Dilihat dari komposisi kimianya, ternyata kandungan protein biji karet terhitung tinggi. Dari hasil analisa diketahui kadar proteinnya sebesar 27 %, lemak 32,3 %, air 3,6 %, abu 2,4 %, thiamin 450 µg, asam nikotinat 2,5 µg, karoten dan tokoferol 250 µg, dan sianida sebanyak 330 mg dari setiap 1000 g bahan. Selain kandungan proteinnya cukup tinggi, pola asam amino biji karet juga sangat baik. Semua asam amino esensial yang dibutuhkan tubuh terkandung didalamnya. Agar biji karet dimanfaatkan, maka harus diolah terlebih dahulu menjadi konsentrat.

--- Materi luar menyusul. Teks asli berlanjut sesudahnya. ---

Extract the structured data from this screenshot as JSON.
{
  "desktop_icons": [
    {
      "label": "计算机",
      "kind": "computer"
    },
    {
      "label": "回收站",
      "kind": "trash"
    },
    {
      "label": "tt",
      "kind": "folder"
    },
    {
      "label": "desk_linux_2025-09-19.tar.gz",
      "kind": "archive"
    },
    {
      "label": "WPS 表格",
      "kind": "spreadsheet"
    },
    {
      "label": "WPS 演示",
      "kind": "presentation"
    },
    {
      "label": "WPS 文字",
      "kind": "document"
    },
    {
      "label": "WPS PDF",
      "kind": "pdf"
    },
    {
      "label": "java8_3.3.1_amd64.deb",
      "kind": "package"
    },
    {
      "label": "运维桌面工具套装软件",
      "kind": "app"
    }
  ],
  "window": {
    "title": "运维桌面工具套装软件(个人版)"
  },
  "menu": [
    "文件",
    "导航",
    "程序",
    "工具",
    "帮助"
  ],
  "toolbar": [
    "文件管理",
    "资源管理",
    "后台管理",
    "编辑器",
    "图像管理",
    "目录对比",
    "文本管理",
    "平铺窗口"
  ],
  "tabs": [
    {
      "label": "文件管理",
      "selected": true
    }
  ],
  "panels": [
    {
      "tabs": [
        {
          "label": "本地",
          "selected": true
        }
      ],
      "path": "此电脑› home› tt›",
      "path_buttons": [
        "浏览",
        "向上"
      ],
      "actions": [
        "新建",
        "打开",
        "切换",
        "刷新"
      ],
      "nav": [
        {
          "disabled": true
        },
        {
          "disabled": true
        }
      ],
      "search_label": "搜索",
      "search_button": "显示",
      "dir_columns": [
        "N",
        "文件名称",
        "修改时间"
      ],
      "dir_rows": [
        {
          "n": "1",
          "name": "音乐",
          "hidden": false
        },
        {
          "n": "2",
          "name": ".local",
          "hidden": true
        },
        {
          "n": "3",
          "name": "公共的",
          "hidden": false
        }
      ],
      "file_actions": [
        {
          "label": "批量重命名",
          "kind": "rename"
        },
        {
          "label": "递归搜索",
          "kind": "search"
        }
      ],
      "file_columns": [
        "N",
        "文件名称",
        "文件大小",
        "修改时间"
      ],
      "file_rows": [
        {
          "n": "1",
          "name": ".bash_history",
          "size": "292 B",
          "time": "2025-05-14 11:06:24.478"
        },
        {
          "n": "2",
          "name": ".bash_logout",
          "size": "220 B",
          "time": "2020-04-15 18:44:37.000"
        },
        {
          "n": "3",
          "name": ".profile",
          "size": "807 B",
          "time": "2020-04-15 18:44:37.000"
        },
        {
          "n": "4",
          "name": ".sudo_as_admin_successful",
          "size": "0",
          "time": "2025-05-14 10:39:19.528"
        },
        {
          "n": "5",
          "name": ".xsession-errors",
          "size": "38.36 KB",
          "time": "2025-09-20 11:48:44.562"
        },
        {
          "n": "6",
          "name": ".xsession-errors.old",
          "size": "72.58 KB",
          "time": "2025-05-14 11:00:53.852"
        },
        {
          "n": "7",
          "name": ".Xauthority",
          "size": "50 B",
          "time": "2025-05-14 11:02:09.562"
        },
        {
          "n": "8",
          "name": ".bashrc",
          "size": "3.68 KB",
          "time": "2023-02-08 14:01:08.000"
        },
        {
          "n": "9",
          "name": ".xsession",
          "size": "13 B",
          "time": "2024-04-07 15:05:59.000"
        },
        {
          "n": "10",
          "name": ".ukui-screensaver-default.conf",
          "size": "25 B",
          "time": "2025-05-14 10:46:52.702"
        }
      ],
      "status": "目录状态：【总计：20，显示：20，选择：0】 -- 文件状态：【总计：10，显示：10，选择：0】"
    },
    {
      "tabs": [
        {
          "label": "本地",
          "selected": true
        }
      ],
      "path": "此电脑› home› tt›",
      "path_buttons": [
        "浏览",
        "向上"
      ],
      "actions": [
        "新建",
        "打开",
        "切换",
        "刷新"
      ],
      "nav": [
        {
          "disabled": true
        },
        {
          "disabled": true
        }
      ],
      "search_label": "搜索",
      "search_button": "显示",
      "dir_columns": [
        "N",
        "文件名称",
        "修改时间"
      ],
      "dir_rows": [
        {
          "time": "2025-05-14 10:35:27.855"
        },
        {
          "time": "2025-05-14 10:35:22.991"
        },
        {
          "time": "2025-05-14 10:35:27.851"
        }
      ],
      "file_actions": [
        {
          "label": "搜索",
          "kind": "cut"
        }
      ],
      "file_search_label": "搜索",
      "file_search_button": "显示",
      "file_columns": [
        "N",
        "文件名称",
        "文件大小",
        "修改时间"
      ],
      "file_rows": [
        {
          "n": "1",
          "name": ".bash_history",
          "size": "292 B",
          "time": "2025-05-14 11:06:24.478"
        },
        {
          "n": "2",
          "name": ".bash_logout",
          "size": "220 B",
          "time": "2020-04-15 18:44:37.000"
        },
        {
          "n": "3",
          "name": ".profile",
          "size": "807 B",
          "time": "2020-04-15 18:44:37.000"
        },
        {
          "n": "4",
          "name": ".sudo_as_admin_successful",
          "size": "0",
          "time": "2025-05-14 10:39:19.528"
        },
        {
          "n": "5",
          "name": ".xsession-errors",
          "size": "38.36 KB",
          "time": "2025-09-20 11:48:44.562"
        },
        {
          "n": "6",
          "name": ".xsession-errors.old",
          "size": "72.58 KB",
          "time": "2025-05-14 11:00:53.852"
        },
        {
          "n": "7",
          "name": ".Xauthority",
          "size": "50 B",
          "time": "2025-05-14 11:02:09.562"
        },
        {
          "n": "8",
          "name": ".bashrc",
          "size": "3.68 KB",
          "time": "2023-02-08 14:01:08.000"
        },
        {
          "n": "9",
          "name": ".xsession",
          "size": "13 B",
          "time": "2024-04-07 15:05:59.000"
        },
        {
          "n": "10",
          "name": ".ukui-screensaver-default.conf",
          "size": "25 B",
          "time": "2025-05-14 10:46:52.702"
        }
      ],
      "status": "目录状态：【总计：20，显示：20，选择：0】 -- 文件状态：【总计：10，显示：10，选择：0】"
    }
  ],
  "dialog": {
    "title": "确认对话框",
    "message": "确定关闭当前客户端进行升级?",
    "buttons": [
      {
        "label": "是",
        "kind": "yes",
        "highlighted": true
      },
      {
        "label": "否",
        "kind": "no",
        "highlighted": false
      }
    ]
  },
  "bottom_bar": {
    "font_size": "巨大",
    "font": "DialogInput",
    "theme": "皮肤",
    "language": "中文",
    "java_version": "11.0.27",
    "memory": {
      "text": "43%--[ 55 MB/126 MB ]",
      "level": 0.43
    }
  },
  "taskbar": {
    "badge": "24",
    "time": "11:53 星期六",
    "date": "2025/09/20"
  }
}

Konsentrat adalah hasil pemekatan fraksi protein biji karet yang kadar sebenarnya sudah tinggi menjadi lebih tinggi lagi.Dalam proses pembuatannya, fraksi protein dibuat lebih tinggi kadarnya dengan mengurangi atau menghilangkan lemak atau komponen - komponen nonprotein lain yang larut.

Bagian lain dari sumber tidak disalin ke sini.